In my favorite section of David Mitchell’s brilliant Cloud Atlas, Sonmi-451 is a clone who works in a fast-food restaurant in near-future Korea, a society ruled by corporcracy (a government of corporations).
In this seemingly utopian world, citizens are consumers, and their purpose in life is to spend. Commonplace items are known by their brand-names: a theater is a disneyarium, a video display is a sony, a vehicle is a ford. Television is not TV, but AdV. The word “democratic” is a pejorative.
Though there are many layers to the story of Sonmi-451, it is, at its heart, an indictment of consumer culture, and the modern society we’ve built around the “religion” of consumption.
You are an individual, but you are also a member of a global community. Most important of all, you are a consumer. As a member of this community, it is your duty to consume. Why? Because the system would collapse if you stopped spending.
The Good Consumer was produced by Bonfire of the Brands, and purports to be an instructional video explaining how to be a good consumer.
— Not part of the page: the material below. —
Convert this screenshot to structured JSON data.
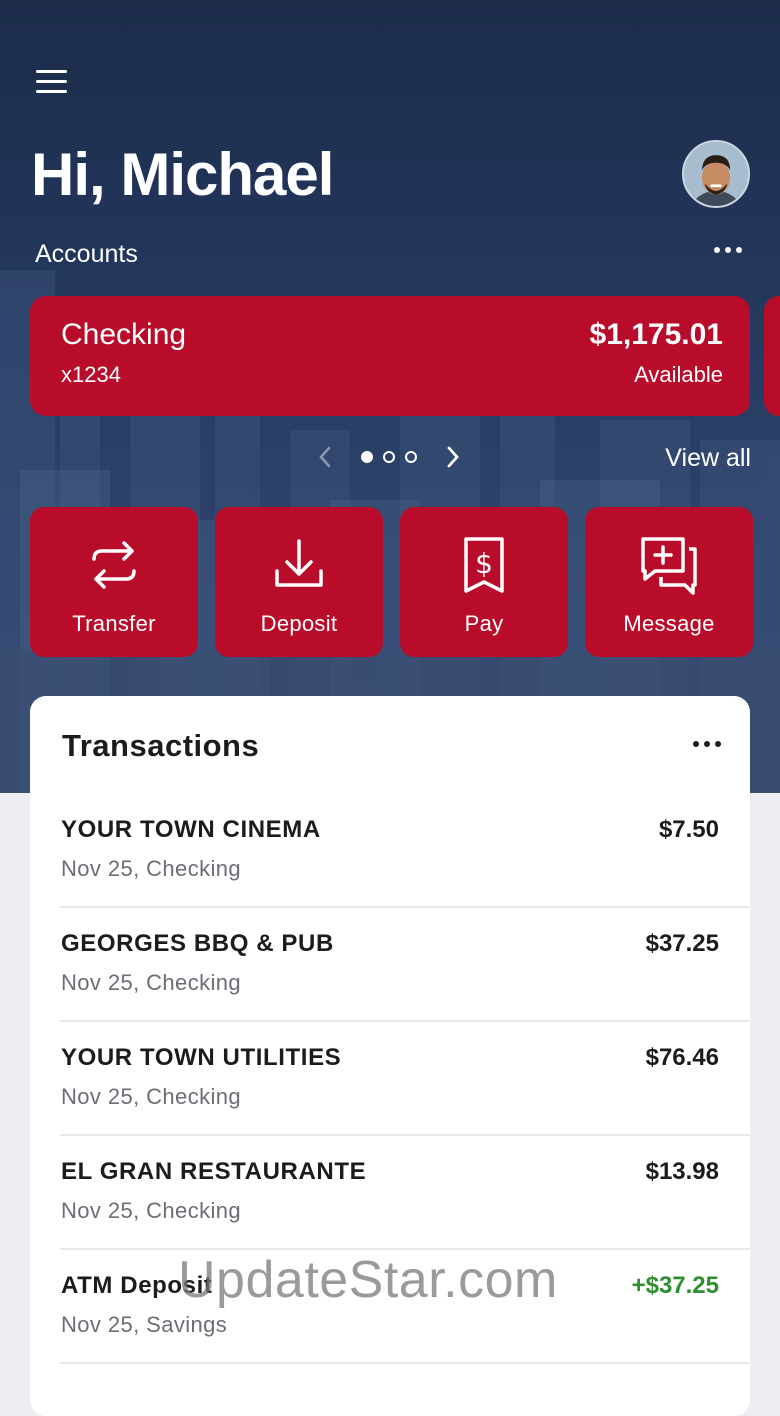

It offers tips like these:
- “A good consumer is always buying new products.”
- “The golden rule of consumption is to concentrate on buying the things that you want, as opposed to the things that you really need.”
- “The good consumer follows fashion.”
- “Household brands are your friends.”
- “The good consumer does not wait to replace her possessions when they wear out.”
- “Consumption is good for the environment; the more you consume, the more you can recycle.”
- “Remember: consume for happiness.”
Obviously, the entire film is an exercise in irony. It’s meant to dissuade consumerism, not encourage it. One of the benefits of taking control of your personal finances is that, in general, you find the siren call of the consumer lifestyle less appealing. When you learn that you can be satisfied with what you have, you’re less bothered by what you don’t.